According to a 2011 report from Georgetown University's Center on Education and the Workforce, people with just a high school diploma earn an average of $32,600 a year, which adds up to $1,304,000 over the course of their time in the workforce.
By contrast, college graduates with four-year degrees have average lifetime earnings of $2,268,000—nearly a million dollars more. Computer software engineers do even better than that, with an average lifetime paycheck of $3,554,000. Ironically, Yahoo's last CEO, Scott Thompson, left the company after it was discovered that his claim to hold a bachelor's degree in computer science was false.
But hiring exclusively from prestigious universities can backfire, as Northwestern University assistant professor of management and organizations Lauren Rivera found in a 2011 paper. When evaluating job applicants who graduated from a "top five" school, companies "attributed superior cognitive, cultural, and moral qualities to candidates who had been admitted to such an institution, regardless of their actual performance" after they were actually hired.
Denise Lidell, founder of IT search and recruiting company High-Tech Professionals, said limiting the pool of potential candidates to a short list of schools has other down sides, too: It leads to positions staying unfilled longer, because there are fewer potential candidates. "They're probably eliminating some top candidates," she said. And when companies do find people that meet their specifications, they are more likely to be lured away by a competitor, given the high demand for tech talent.
There are some small indications that this hiring practice may be falling out of favor. An annual survey conducted by the National Association of Colleges and Employers about hiring attributes did find that the importance of school name has risen slightly, but the good news is that leadership positions held, major and grades earned, and extracurricular activities taken were all considered more important.

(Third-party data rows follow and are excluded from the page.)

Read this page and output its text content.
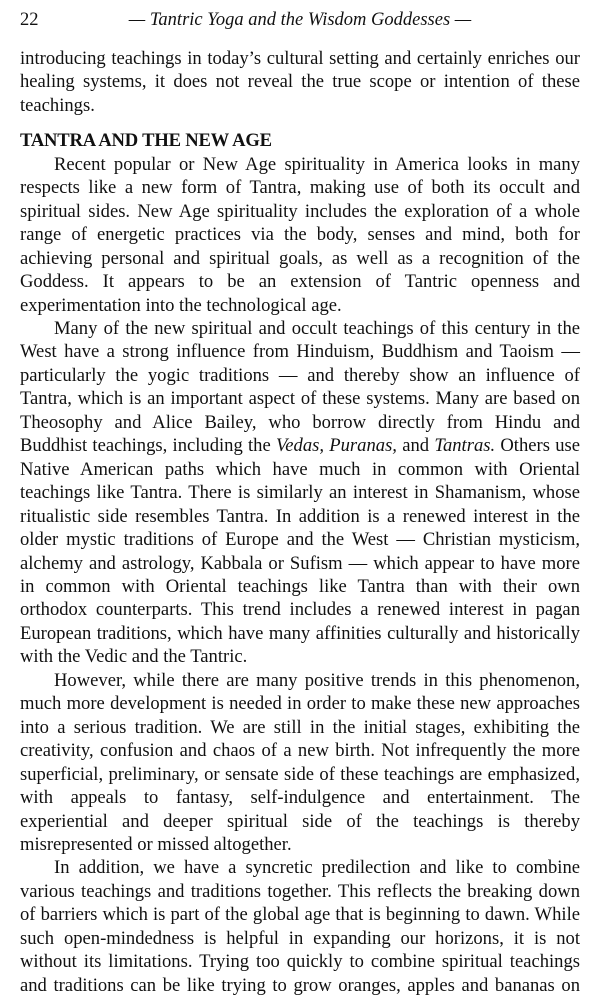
22	— Tantric Yoga and the Wisdom Goddesses —

introducing teachings in today’s cultural setting and certainly enriches our healing systems, it does not reveal the true scope or intention of these teachings.

TANTRA AND THE NEW AGE

Recent popular or New Age spirituality in America looks in many respects like a new form of Tantra, making use of both its occult and spiritual sides. New Age spirituality includes the exploration of a whole range of energetic practices via the body, senses and mind, both for achieving personal and spiritual goals, as well as a recognition of the Goddess. It appears to be an extension of Tantric openness and experimentation into the technological age.

Many of the new spiritual and occult teachings of this century in the West have a strong influence from Hinduism, Buddhism and Taoism — particularly the yogic traditions — and thereby show an influence of Tantra, which is an important aspect of these systems. Many are based on Theosophy and Alice Bailey, who borrow directly from Hindu and Buddhist teachings, including the Vedas, Puranas, and Tantras. Others use Native American paths which have much in common with Oriental teachings like Tantra. There is similarly an interest in Shamanism, whose ritualistic side resembles Tantra. In addition is a renewed interest in the older mystic traditions of Europe and the West — Christian mysticism, alchemy and astrology, Kabbala or Sufism — which appear to have more in common with Oriental teachings like Tantra than with their own orthodox counterparts. This trend includes a renewed interest in pagan European traditions, which have many affinities culturally and historically with the Vedic and the Tantric.

However, while there are many positive trends in this phenomenon, much more development is needed in order to make these new approaches into a serious tradition. We are still in the initial stages, exhibiting the creativity, confusion and chaos of a new birth. Not infrequently the more superficial, preliminary, or sensate side of these teachings are emphasized, with appeals to fantasy, self-indulgence and entertainment. The experiential and deeper spiritual side of the teachings is thereby misrepresented or missed altogether.

In addition, we have a syncretic predilection and like to combine various teachings and traditions together. This reflects the breaking down of barriers which is part of the global age that is beginning to dawn. While such open-mindedness is helpful in expanding our horizons, it is not without its limitations. Trying too quickly to combine spiritual teachings and traditions can be like trying to grow oranges, apples and bananas on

Rivera also noted that extracurricular activities could be a more valuable assessment tool for potential new hires, saying, "Participation in formalized extracurricular activities has become a new credential of moral character that has monetary conversion value."
Focusing on elite schools to the exclusion of other factors like extracurricular participation is an especially bad idea for a technology company that needs a steady supply of cutting-edge ideas. "A lot of organizations out there want to be more creative, more innovative than their competitors," Peterson said. "Hiring a whole bunch of people who think exactly the same way is not going to get you there. ... Groupthink is the antithesis of innovation."